A CULT novel about a group of Catholic schoolgirls from the west coast of Scotland running wild in Edinburgh will be brought to the stage for the first time at the Fringe this summer.
The National Theatre of Scotland will be reunited with former artistic director Vicky Featherstone for the adaptation of Alan Warner’s The Sopranos, which Billy Elliot writer Lee Hall will be reworking into a racy musical play.
One of the expected Fringe highlights at the Traverse Theatre, the show will mark the first time Ms Featherstone has worked with NTS since she left the company at the end of 2012.
Hall shot to fame with the screenplay for Billy Elliot, the drama about a young ballet dancer set at the height of the 1980s miners’ strike.

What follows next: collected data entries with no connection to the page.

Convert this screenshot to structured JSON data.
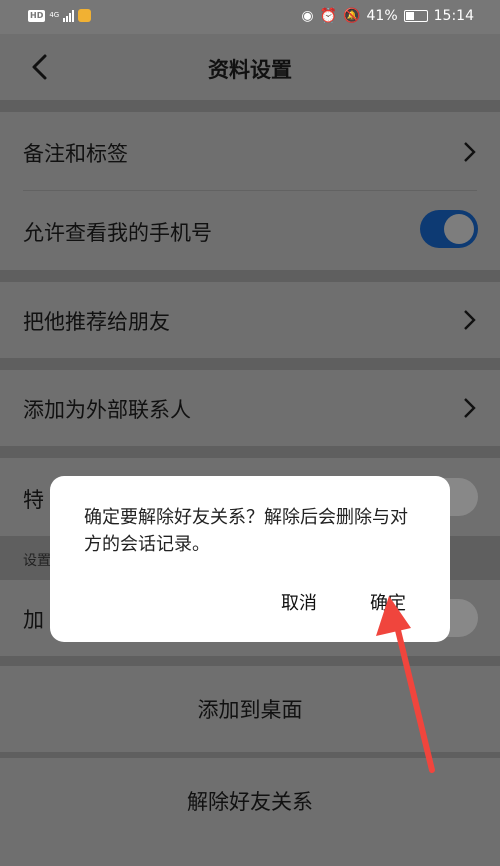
{
  "status_bar": {
    "hd": "HD",
    "network": "4G",
    "battery": "41%",
    "time": "15:14"
  },
  "header": {
    "title": "资料设置"
  },
  "rows": {
    "remark_tags": "备注和标签",
    "allow_phone": "允许查看我的手机号",
    "recommend": "把他推荐给朋友",
    "add_external": "添加为外部联系人",
    "special_partial": "特",
    "settings_note_partial": "设置",
    "add_partial": "加",
    "add_to_desktop": "添加到桌面",
    "remove_friend": "解除好友关系"
  },
  "dialog": {
    "message": "确定要解除好友关系？解除后会删除与对方的会话记录。",
    "cancel_label": "取消",
    "confirm_label": "确定"
  },
  "colors": {
    "overlay_gray": "#6f6f6f",
    "toggle_on": "#0d3a73",
    "arrow_red": "#f0453d",
    "dialog_bg": "#ffffff"
  }
}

Renamed Our Ladies of Perpetual Succour for the stage, the NTS show charting 24 hours in the lives of “six girls on the cusp of change” will tour Scotland after its Edinburgh premiere. Love, lust, pregnancy and death are all expected to be tackled in Hall’s script, which NTS says will be about “losing your virginity and finding yourself”.
Warner’s story – published in 1998, three years after his celebrated breakthrough Morvern Callar – follows the exploits of five girls from a convent school who are visiting the Capital for a choir competition. A follow-up, The Stars in the Bright Sky, was nominated for Scottish Book of the Year.

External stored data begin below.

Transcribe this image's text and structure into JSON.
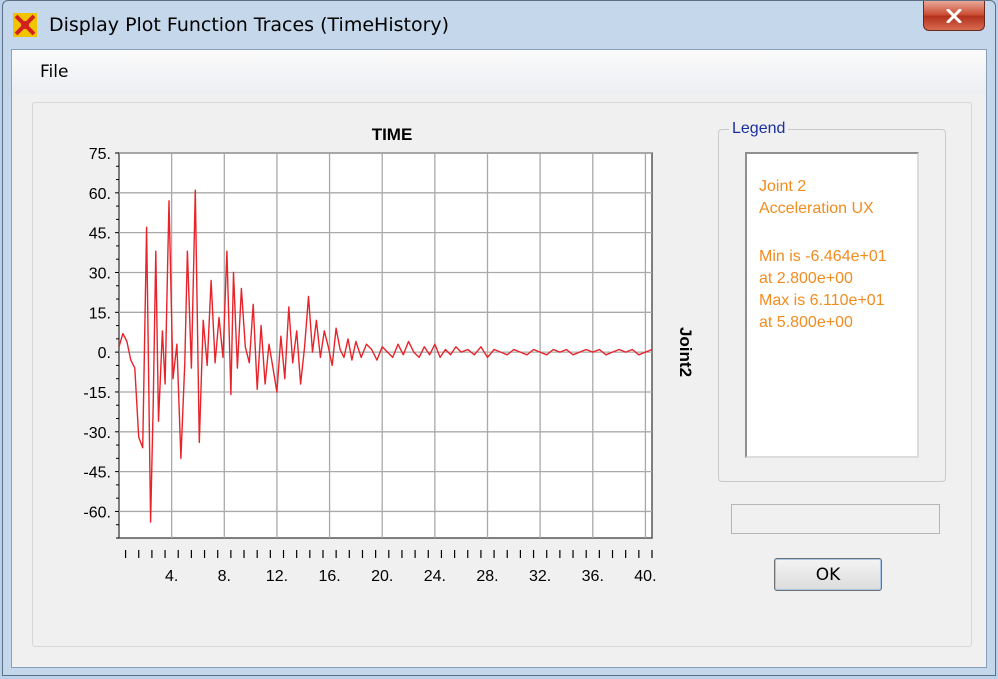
{
  "window": {
    "title": "Display Plot Function Traces  (TimeHistory)",
    "icon": "csi-app-icon",
    "close_icon": "close-icon"
  },
  "menu": {
    "items": [
      "File"
    ]
  },
  "legend": {
    "caption": "Legend",
    "lines": [
      "Joint 2",
      "Acceleration  UX",
      "",
      "Min is -6.464e+01",
      "at 2.800e+00",
      "Max is 6.110e+01",
      "at 5.800e+00"
    ],
    "text_color": "#f28c1e"
  },
  "buttons": {
    "ok": "OK"
  },
  "chart_data": {
    "type": "line",
    "title": "TIME",
    "ylabel": "Joint2",
    "xlabel": "",
    "xlim": [
      0,
      40.5
    ],
    "ylim": [
      -70,
      75
    ],
    "x_ticks": [
      "4.",
      "8.",
      "12.",
      "16.",
      "20.",
      "24.",
      "28.",
      "32.",
      "36.",
      "40."
    ],
    "y_ticks": [
      "75.",
      "60.",
      "45.",
      "30.",
      "15.",
      "0.",
      "-15.",
      "-30.",
      "-45.",
      "-60."
    ],
    "grid": true,
    "series": [
      {
        "color": "#e8232a",
        "x": [
          0.0,
          0.3,
          0.6,
          0.9,
          1.2,
          1.5,
          1.8,
          2.1,
          2.4,
          2.6,
          2.8,
          3.0,
          3.3,
          3.5,
          3.8,
          4.1,
          4.4,
          4.7,
          5.0,
          5.2,
          5.5,
          5.8,
          6.1,
          6.4,
          6.7,
          7.0,
          7.3,
          7.6,
          7.9,
          8.2,
          8.5,
          8.7,
          9.0,
          9.3,
          9.6,
          9.9,
          10.2,
          10.5,
          10.8,
          11.1,
          11.4,
          11.7,
          12.0,
          12.3,
          12.6,
          12.9,
          13.2,
          13.5,
          13.8,
          14.1,
          14.4,
          14.7,
          15.0,
          15.3,
          15.6,
          15.9,
          16.2,
          16.5,
          16.8,
          17.1,
          17.4,
          17.7,
          18.0,
          18.4,
          18.8,
          19.2,
          19.6,
          20.0,
          20.4,
          20.8,
          21.2,
          21.6,
          22.0,
          22.4,
          22.8,
          23.2,
          23.6,
          24.0,
          24.4,
          24.8,
          25.2,
          25.6,
          26.0,
          26.5,
          27.0,
          27.5,
          28.0,
          28.5,
          29.0,
          29.5,
          30.0,
          30.5,
          31.0,
          31.5,
          32.0,
          32.5,
          33.0,
          33.5,
          34.0,
          34.5,
          35.0,
          35.5,
          36.0,
          36.5,
          37.0,
          37.5,
          38.0,
          38.5,
          39.0,
          39.5,
          40.0,
          40.5
        ],
        "y": [
          2,
          7,
          4,
          -3,
          -6,
          -32,
          -36,
          47,
          -64,
          -20,
          38,
          -26,
          8,
          -12,
          57,
          -10,
          3,
          -40,
          -4,
          38,
          -6,
          61,
          -34,
          12,
          -5,
          27,
          -4,
          13,
          -2,
          38,
          -16,
          30,
          -6,
          24,
          2,
          -4,
          18,
          -14,
          10,
          -12,
          3,
          -6,
          -15,
          6,
          -10,
          17,
          -4,
          8,
          -12,
          2,
          21,
          0,
          12,
          -2,
          8,
          2,
          -5,
          9,
          1,
          -2,
          5,
          -3,
          4,
          -2,
          3,
          1,
          -3,
          2,
          0,
          -2,
          3,
          -1,
          4,
          0,
          -2,
          2,
          -1,
          3,
          -2,
          1,
          -1,
          2,
          0,
          1,
          -1,
          2,
          -2,
          1,
          0,
          -1,
          1,
          0,
          -1,
          1,
          0,
          -1,
          1,
          0,
          1,
          -1,
          0,
          1,
          0,
          1,
          -1,
          0,
          1,
          0,
          1,
          -1,
          0,
          1
        ]
      }
    ]
  }
}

Laurie Sansom, the current artistic director of NTS, said: “We experience their tribal loyalties and the unique joy of friendship and rebellion that only teenage years can bring.”

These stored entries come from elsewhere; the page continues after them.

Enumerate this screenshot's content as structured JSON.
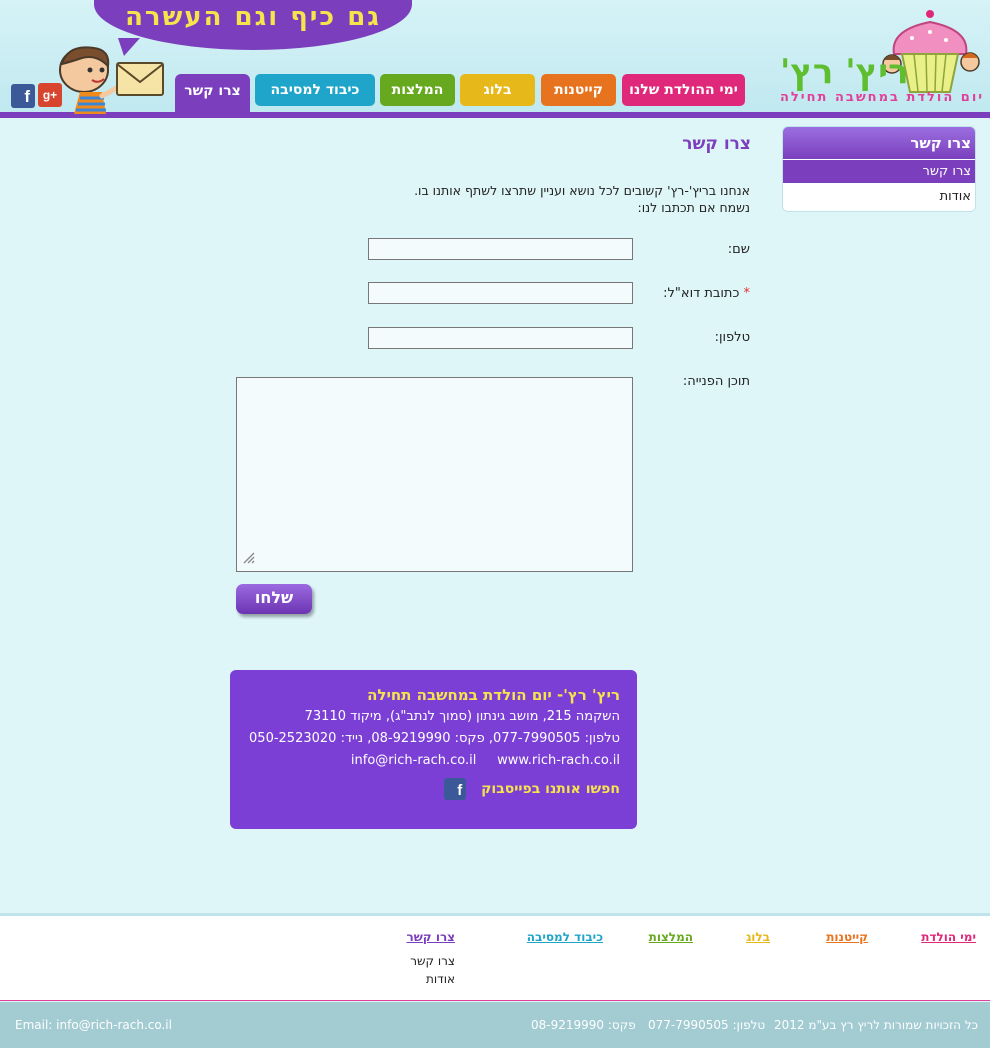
{
  "header": {
    "slogan": "גם כיף וגם העשרה",
    "logo_title": "ריץ' רץ'",
    "logo_subtitle": "יום הולדת במחשבה תחילה"
  },
  "nav": {
    "birthdays": "ימי ההולדת שלנו",
    "catering": "קייטנות",
    "blog": "בלוג",
    "recommendations": "המלצות",
    "party_hosting": "כיבוד למסיבה",
    "contact": "צרו קשר"
  },
  "colors": {
    "purple": "#7b3fbd",
    "magenta": "#e0287a",
    "orange": "#e8731e",
    "yellow": "#e6b81a",
    "green": "#66a81e",
    "teal": "#1fa5c9",
    "accent_yellow": "#f7e34c"
  },
  "sidebar": {
    "title": "צרו קשר",
    "items": [
      "צרו קשר",
      "אודות"
    ]
  },
  "main": {
    "page_title": "צרו קשר",
    "intro_line1": "אנחנו בריץ'-רץ' קשובים לכל נושא ועניין שתרצו לשתף אותנו בו.",
    "intro_line2": "נשמח אם תכתבו לנו:"
  },
  "form": {
    "name_label": "שם:",
    "email_label": "כתובת דוא\"ל:",
    "required_mark": "*",
    "phone_label": "טלפון:",
    "message_label": "תוכן הפנייה:",
    "submit_label": "שלחו"
  },
  "contact_info": {
    "title": "ריץ' רץ'- יום הולדת במחשבה תחילה",
    "address": "השקמה 215, מושב גינתון (סמוך לנתב\"ג), מיקוד 73110",
    "phones": "טלפון: 077-7990505, פקס: 08-9219990, נייד: 050-2523020",
    "website": "www.rich-rach.co.il",
    "email": "info@rich-rach.co.il",
    "facebook_label": "חפשו אותנו בפייסבוק"
  },
  "footer_links": {
    "birthdays": "ימי הולדת",
    "catering": "קייטנות",
    "blog": "בלוג",
    "recommendations": "המלצות",
    "party_hosting": "כיבוד למסיבה",
    "contact": "צרו קשר",
    "contact_sub": [
      "צרו קשר",
      "אודות"
    ]
  },
  "footer": {
    "copyright": "כל הזכויות שמורות לריץ רץ בע\"מ 2012",
    "phone": "טלפון: 077-7990505",
    "fax": "פקס: 08-9219990",
    "email": "Email: info@rich-rach.co.il"
  },
  "icons": {
    "facebook": "facebook-icon",
    "google_plus": "google-plus-icon",
    "envelope": "envelope-icon",
    "mascot": "boy-mascot-icon",
    "cupcake": "cupcake-logo-icon"
  }
}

NTS said Featherstone, who instigated the project when she was with the company, and Hall would be creating “a funny, sad and raucously rude production about singing, sex and sambuca”.
Featherstone said: “I am beyond thrilled Alan Warner has trusted Lee Hall with his game-changing novel about the Sopranos from Oban and am honoured that Laurie Sansom has programmed this anarchic, heart-breaking and life-filled show. It is everything that Scotland is – fearless, hopeful, musical, angry and unique.”
Hall said he had harboured ambitions of bringing The Sopranos to the stage since he first read the book 17 years ago.
He added: “Alan Warner’s view of the world chimed so much with my own experience of growing up in Newcastle so it seemed a perfect project to work on.”